Corriere della Sera, 4 settembre 2019
Il mea culpa di Zaia sul Prosecco
La vendemmia del Prosecco deve ancora cominciare e i consorzi hanno già deciso di accantonarne una montagna: 800.000 quintali pari a 600.000 ettolitri di vino cioè 80 milioni di bottiglie. Non è un pettegolezzo dei soliti criticoni che ce l’hanno con le bollicine venete. È un dato emerso, come ha scritto Andrea Passerini sulla Tribuna di Treviso, all’ultima riunione promossa l’altro giorno dalla Coldiretti a Oderzo. Nonostante una brutta grandinata, infatti, la quantità di vino in arrivo rischia di essere così abbondante da abbassare i prezzi perfino al di sotto di quelli già bassi degli ultimi anni. L’altra settimana, sia pure con un vistoso ritardo rispetto agli allarmi lanciati dagli ambientalisti a suo tempo seppelliti sotto valanghe di «uffa» infastiditi, Luca Zaia era stato netto: «Non possiamo andare avanti a piantare 1.200 ettari l’anno come qualcuno aveva previsto. (...) Da parte mia io decreti di piantare nuovi vigneti non ne faccio più. Basta. Quel che c’è basta, punto. Non vado a massacrare il territorio perché tutti dicono che vogliono piantar vigneto». Non bastasse, ha insistito: «Quando ho firmato il decreto nel 2009 la produzione era di 160 milioni di bottiglie di Igt, e 60 milioni di Doc. Oggi facciamo 600 milioni di bottiglie». Qualche tempo fa sarebbe stato un grido d’esultanza per aver quadruplicato la produzione. Stavolta è sembrato quasi un mea culpa. Un po’ come quando il suo predecessore Giancarlo Galan, dopo anni di cantieri, cantieri e cantieri per sfruttare la «legge Tremonti», sbottò infine, davanti a centinaia di fabbricati vuoti: «Basta coi capannoni!».
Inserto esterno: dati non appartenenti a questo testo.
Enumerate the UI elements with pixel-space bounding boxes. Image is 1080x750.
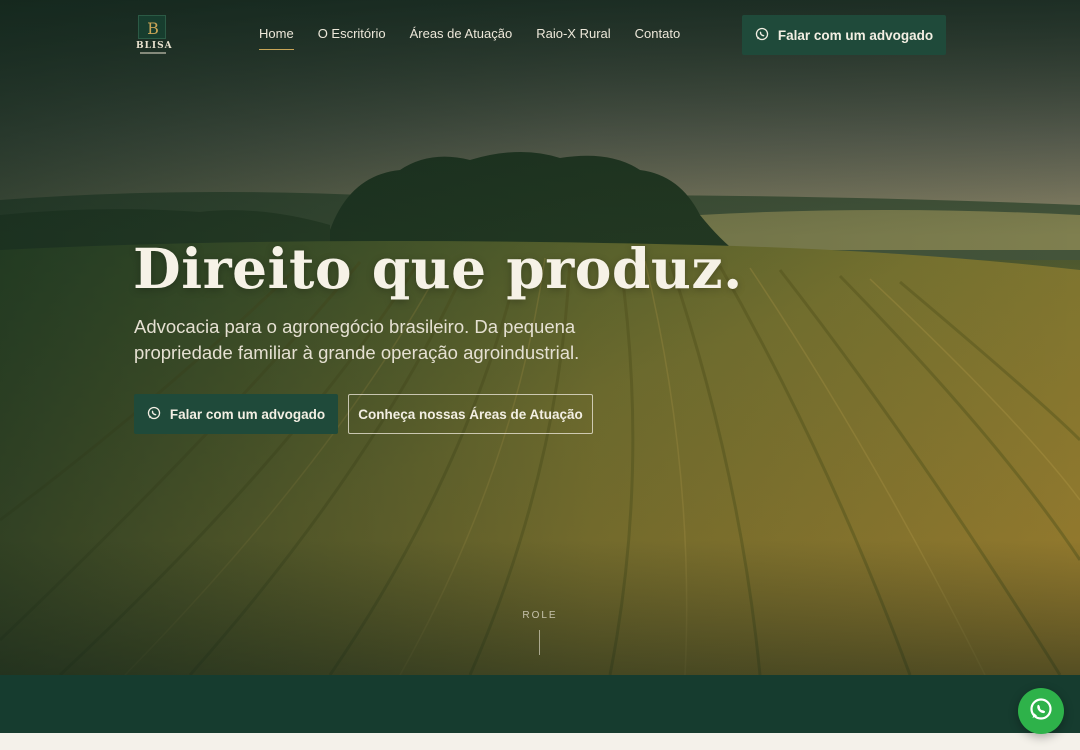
- hero-subtitle: Advocacia para o agronegócio brasileiro.…: [134, 316, 580, 363]
- whatsapp-icon: [755, 27, 769, 44]
- next-section: [0, 733, 1080, 750]
- nav-item-o-escritorio[interactable]: O Escritório: [318, 26, 386, 44]
- scroll-indicator-line: [539, 630, 540, 655]
- hero-secondary-label: Conheça nossas Áreas de Atuação: [358, 406, 583, 422]
- nav-item-contato[interactable]: Contato: [635, 26, 681, 44]
- brand-name: BLISA: [136, 41, 173, 51]
- main-nav: Home O Escritório Áreas de Atuação Raio-…: [259, 26, 681, 50]
- whatsapp-floating-button[interactable]: [1018, 688, 1064, 734]
- nav-item-raio-x-rural[interactable]: Raio-X Rural: [536, 26, 610, 44]
- brand-logo[interactable]: B BLISA: [136, 15, 173, 55]
- logo-mark-icon: B: [138, 15, 166, 39]
- nav-item-home[interactable]: Home: [259, 26, 294, 50]
- hero-secondary-button[interactable]: Conheça nossas Áreas de Atuação: [348, 394, 593, 434]
- scroll-label: ROLE: [522, 610, 558, 621]
- section-band: [0, 675, 1080, 733]
- logo-underline: [140, 52, 166, 54]
- hero-headline: Direito que produz.: [133, 236, 743, 301]
- whatsapp-icon: [147, 406, 161, 423]
- hero-primary-button[interactable]: Falar com um advogado: [134, 394, 338, 434]
- hero-primary-label: Falar com um advogado: [169, 406, 326, 422]
- whatsapp-icon: [1029, 697, 1053, 726]
- nav-item-areas-de-atuacao[interactable]: Áreas de Atuação: [410, 26, 513, 44]
- svg-text:B: B: [147, 19, 159, 38]
- header-cta-button[interactable]: Falar com um advogado: [742, 15, 946, 55]
- header-cta-label: Falar com um advogado: [777, 27, 934, 43]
Valeva la pena, per i veneti, di buttarsi anima e corpo prima tutti sui capannoni, poi tutti sul Prosecco? Sandro Bottega, che guida l’omonima azienda vinicola, ne dubita: «I costi di coltivazione e produzione del Docg sono ben più elevati dello Champagne, per questo i produttori dovrebbero valorizzarlo meglio», ha spiegato in un’intervista, «L’aumento dell’offerta ha portato al gioco del ribasso permettendo a chi vende a minor prezzo di avere più quote di mercato e quindi maggiori profitti». Per capirci, «le rive collinari, quelle premiate dall’Unesco richiedono per la coltivazione manuale di un ettaro 480 ore di lavoro/anno, mentre ai colleghi francesi con le macchine agricole, ne richiede poco più della metà». Prosit.